Tandis que Belle-Rose, en compagnie de son père, de Cornélius, de Claudine et de Pierre, allait chercher un peu de silence et de repos dans quelque village voisin, le Lorrain rôdait dans le camp. L’entreprise n’était point aussi aisée qu’il l’avait cru d’abord. L’arrivée de Louis XIV avait excité dans le camp un tel tumulte et un tel mouvement, que le Lorrain n’avait pas pu trouver l’occasion de s’approcher de Belle-Rose. D’un autre côté, Conrad avait, tout en explorant les lieux, reconnu un sergent du régiment de Rambure, dans la compagnie duquel il avait servi. La découverte du Lorrain entraînait sa pendaison.
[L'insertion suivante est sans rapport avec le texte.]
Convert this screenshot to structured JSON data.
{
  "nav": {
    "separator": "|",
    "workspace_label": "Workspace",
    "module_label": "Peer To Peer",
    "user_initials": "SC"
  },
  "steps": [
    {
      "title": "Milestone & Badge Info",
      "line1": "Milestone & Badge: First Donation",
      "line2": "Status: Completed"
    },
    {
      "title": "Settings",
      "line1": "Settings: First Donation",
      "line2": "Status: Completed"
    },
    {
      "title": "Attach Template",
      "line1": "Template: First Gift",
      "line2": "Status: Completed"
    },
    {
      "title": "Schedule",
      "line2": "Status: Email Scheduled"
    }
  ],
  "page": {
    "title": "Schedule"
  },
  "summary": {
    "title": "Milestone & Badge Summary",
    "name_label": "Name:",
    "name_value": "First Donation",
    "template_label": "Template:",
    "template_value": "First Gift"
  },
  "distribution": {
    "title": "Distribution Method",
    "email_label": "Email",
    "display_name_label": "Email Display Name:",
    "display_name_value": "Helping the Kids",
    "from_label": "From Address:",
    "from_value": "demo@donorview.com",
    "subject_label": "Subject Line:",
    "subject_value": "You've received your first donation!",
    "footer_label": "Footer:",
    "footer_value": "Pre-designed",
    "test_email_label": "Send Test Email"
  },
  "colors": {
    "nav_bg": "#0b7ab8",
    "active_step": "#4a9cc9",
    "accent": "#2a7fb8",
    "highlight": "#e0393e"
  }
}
Il commença donc par battre en retraite, mais il n’était pas homme à renoncer pour un si mince danger à la mission que M. de Villebrais lui avait confiée. Après avoir pris une connaissance exacte des localités, le Lorrain s’éloigna, monta sur un cheval qu’il avait à tout événement caché dans un fourré, et poussa jusqu’au bois de Morlanwels, où il prévint M. de Villebrais du retard qu’éprouvait son honnête expédition.

– C’est partie remise, lui dit-il en finissant.

– Tant pis pour toi, répondit l’officier. La récompense aussi est remise. Tu n’auras rien aujourd’hui.

– C’est autant de perdu.

– Mais tu auras vingt louis demain, si tu réussis.

– Alors, c’est regagné.

Conrad remonta sur sa bête, joua de l’éperon et se jeta dans un ravin proche du camp, où il s’établit pour la nuit. Il voulait être de bonne heure en mesure de profiter des circonstances.

Vers neuf heures, Belle-Rose s’étant séparé de son père, à qui Claudine avait offert un asile dans la maison de Mme d’Albergotti, regagna son quartier. La Déroute, qui, malgré son grade, s’était institué le planton régulier du lieutenant, allait et venait devant sa tente.

– Mon lieutenant, dit-il à Belle-Rose, attendiez-vous quelqu’un ce soir ?

– Non.

– Alors, c’est que quelqu’un vous attendait, sans doute.

– Que veux-tu dire ?

– C’est fort simple. Un jeune homme, un enfant, ma foi, quelque page, j’imagine, est venu, il y a une demi-heure, s’informer si vous étiez chez vous. Sur ma réponse négative, il m’a demandé s’il pouvait vous attendre : c’est pour une chose d’importance, a-t-il ajouté.

– Et que lui as-tu répondu ?

– Qu’il était parfaitement le maître de vous attendre jusqu’à demain, si ça lui plaisait. Je n’avais pas fini qu’il était déjà dans votre tente.

– Dans ma tente ?

– Où il est encore.

Belle-Rose écarta la toile qui fermait l’entrée. Au bruit de son arrivée, le page, qui était assis sur un coffre, la tête entre les mains, se releva. C’était Geneviève de Châteaufort.